Not a day seems to pass without new sexual misconduct allegations coming to light. Even as I write this, my Twitter feed is filled with posts that yet another high profile male figure has been accused of inappropriate behavior with a woman.
As issues of exploitation of women continue to come to the forefront in the workplace, politics, Hollywood and beyond, it’s disheartening not only for women but for our male colleagues as well.
Yet sadly, it’s not surprising.
I feel this frustration, especially as a female leader in the recruitment and technology space, two industries that have long been male-dominated. I’ve certainly heard my fair share of inappropriate comments, and have a game plan when I attend conferences and other events.
While I hate needing a strategy for this, I ask myself the same questions beforehand: Who’s going, what will be involved, how late does it go, and will I be safe? And while I’m fortunate that my experiences haven’t entered deep into #MeToo territory, there are so many others who can’t say the same.
An October survey of more than 900 adults conducted by The Wall Street Journal and NBC News, revealed that sexual harassment remains prevalent at more than two-thirds of American companies. Even more startling is that nearly half, yes half, of women said they’ve been the object of an unwelcome sexual advance or harassment.
Despite our anger and frustration, I’m hopeful that as the stream of #MeToo stories continues, the impetus to make real change will stick and, as things hit closer to home, we won’t become numb or take a step backward in fear to avoid each other.
All of this is especially true for us Talent Management and Talent Acquisition professionals. In our people-focused industry, we especially have an obligation to take the steps needed to break the chain and discourage this behavior.
As we face this watershed moment, we need to confront these challenges head on from several different angles.
Recruiters: This is on us, too
Dana Shaw-Arimoto, founder of consulting and advisory firm Phoenix5 LLC, agrees that it’s the recruiters’ “responsibility to ensure that they are putting people into environments in which they will feel safe, valued and able to thrive,” and that they need to thoroughly vet clients before making a placement.
After that initial assessment, it’s even more crucial is to stay in touch.
#MeToo means we move forward, not back
As more stories come forward, and we know they will, you need to avoid the fatigue that may come with the constant flood of news. Move forward in a mutually respectful and professional environment by encouraging women (and men) to continue to assert themselves, speak up in all situations and demand equality.
At the same time, men (or anyone in the shoes of the offender) need to be honest with themselves about what’s appropriate. This doesn’t mean avoiding women altogether for fear of being the next accused — that won’t get anyone, anywhere — especially as our workforce becomes more diverse.
Shaw-Arimoto recommends a simple strategy to keep yourself in check by asking this:
Would I treat a family member the way I’m treating a client, prospect, partner, internal colleague, etc.? If the answer is an emphatic ‘NO,’ think again about your own behavior.”
3 simple actions you can take — right now
While it seems overwhelming when you look at sexual misconduct and harassment issues as a whole, there are plenty of actions that recruiting professionals can take right now to ensure that all the talk leads to real change:
- See it, say it — If you see something happening that shouldn’t be, speak up. Protect people around you, including those you place on assignment. Adds Shaw-Arimoto, “NEVER look the other way, if you know the environment or hiring manager are toxic, you have a moral compass and need to use it!”

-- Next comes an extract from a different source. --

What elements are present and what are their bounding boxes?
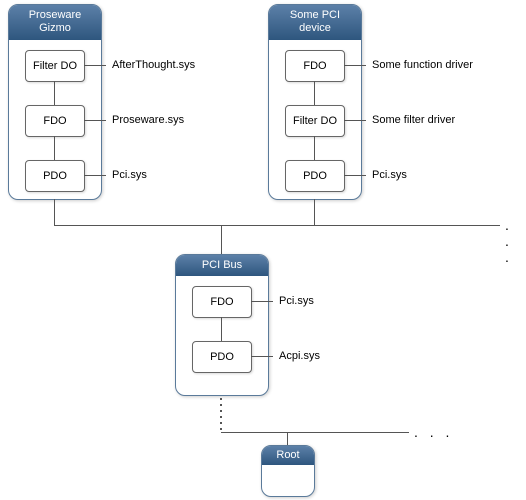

- Encourage clients to leverage new strategies — The recent spate of allegations has opened a new set of options when it comes to sexual misconduct prevention, awareness training and response. As many policies and procedures are outdated, recommend your clients and partners take advantage of, as Shaw-Arimoto says, “anti-sexual-harassment training and hands-on situational role-playing, that actually teach people how to handle various situations, not just how to identify them.” We’re also seeing companies leverage new technology to address the issues at hand. The women’s communication platform, Mogul, recently launched Safety@Work, a new tool that lets employees anonymously report incidents of sexual harassment and sexual assault to multiple HR leaders and stakeholders at one time. Navex Global also offers an app that provides a confidential communication channel for reporting misconduct.
- Be upfront – When working with new clients, ask them what programs they currently have in place to combat potentially hostile environments — and don’t leave any stone unturned. Rhona Driggs, President of Volt Consulting Group, recommends recruiters “ask for copies of harassment policies, and gain an in-depth understanding of the exact training provided.” Other strategies include checking Glassdoor posts to see if there’s been any issues, or performing a Google search to see if lawsuits have been filed against the company.
Let’s face it — equality isn’t just about equal rights for women, it spans race and sexual orientation as well. This kind of behavior has been tolerated for years and years, so let’s make sure it’s an issue that future generations will never have to deal with again.
As recruiters we’re in a unique position to make change. Let’s seize it — now!